Но Лукас даже не прервал свою речь:
— И пока я это делаю, я буду распоряжаться свои ми делами — и был бы здесь папаша ваш, он первый бы вам сказал, что так и надо. А потом, мне скоро хлопок собирать, и тогда перестану искать каждую ночь. Буду искать только в субботу ночью и в воскресенье ночью. — До сих пор он обращался как будто к потолку. А теперь посмотрел на Эдмондса. — Но эти две ночи — мои. В эти две ночи мне ничью землю пахать не надо — пускай кто хочет называет ее своей.
— Что ж, — сказал Эдмондс. — Две ночи в неделю. И начнется это с будущей недели — хлопок у тебя кое-где уже поспел. — Он повернулся к старухе. — Ну вот, тетя Молли, — сказал он. — Две ночи в неделю, и одумается, даже Лукас твой скоро одумается…
— Я не прошу, чтобы две ночи в неделю искал, — сказала она. Она не пошевелилась и говорила монотонным речитативом, не глядя ни на того ни на другого. — Я вообще ничего не прошу, пускай себе ищет. Теперь уже поздно. Он с собой не совладает. А я уйти хочу.

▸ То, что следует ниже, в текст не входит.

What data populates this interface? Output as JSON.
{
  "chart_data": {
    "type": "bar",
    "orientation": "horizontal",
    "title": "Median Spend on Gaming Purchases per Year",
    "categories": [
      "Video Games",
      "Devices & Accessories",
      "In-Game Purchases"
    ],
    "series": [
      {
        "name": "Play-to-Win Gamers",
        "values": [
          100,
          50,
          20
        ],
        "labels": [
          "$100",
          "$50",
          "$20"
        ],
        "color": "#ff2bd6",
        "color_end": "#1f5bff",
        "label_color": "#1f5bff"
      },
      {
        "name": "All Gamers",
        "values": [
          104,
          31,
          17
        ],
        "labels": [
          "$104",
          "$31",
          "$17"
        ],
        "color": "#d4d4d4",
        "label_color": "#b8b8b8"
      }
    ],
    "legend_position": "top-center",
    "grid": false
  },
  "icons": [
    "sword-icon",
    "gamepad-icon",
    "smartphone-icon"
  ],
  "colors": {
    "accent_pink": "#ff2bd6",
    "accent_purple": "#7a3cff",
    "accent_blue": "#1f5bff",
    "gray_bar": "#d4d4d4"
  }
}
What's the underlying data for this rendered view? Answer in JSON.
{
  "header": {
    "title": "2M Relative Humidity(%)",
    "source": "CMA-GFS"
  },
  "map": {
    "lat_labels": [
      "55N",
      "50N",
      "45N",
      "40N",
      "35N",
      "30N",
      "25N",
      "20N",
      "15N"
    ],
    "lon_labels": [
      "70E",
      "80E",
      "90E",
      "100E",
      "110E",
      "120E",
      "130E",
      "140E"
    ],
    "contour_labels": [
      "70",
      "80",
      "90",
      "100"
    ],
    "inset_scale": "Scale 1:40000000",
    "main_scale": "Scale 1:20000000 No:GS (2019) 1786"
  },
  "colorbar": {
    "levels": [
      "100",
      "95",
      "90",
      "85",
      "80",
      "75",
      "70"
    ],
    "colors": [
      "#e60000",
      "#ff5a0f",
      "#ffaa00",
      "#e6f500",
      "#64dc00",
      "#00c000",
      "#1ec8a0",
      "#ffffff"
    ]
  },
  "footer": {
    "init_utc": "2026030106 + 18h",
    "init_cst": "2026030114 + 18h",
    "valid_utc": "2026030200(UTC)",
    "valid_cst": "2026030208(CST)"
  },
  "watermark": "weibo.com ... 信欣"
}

Эдмондс опять посмотрел на непроницаемое, невозмутимое лицо под широкой старинной шапкой.
— Хочешь, чтобы она ушла? — сказал он. — Так, что ли?
— Я буду хозяином в моем доме, — сказал Лукас. В его голосе не было упрямства. Было спокойствие: решимость. Взгляд его был так же тверд, как взгляд Эдмондса, но несравненно холоднее.
— Слушай, — сказал Эдмондс. — Ты стареешь. Не так уж много тебе осталось. Минуту назад ты тут сказал про отца. Все так. Но когда настал его час, он отошел с миром. — «Потому что ничего не держал…» Тьфу, он чуть не произнес это вслух. «Дьявол, дьявол, дьявол, — подумал он, — ничего не держал такого при жене-старухе, из-за чего пришлось бы сказать: Господи, прости мне это». Чуть не сказал вслух; едва удержался. — Близок час, когда и тебе захочется отойти с миром, — а когда он наступит, ты не знаешь.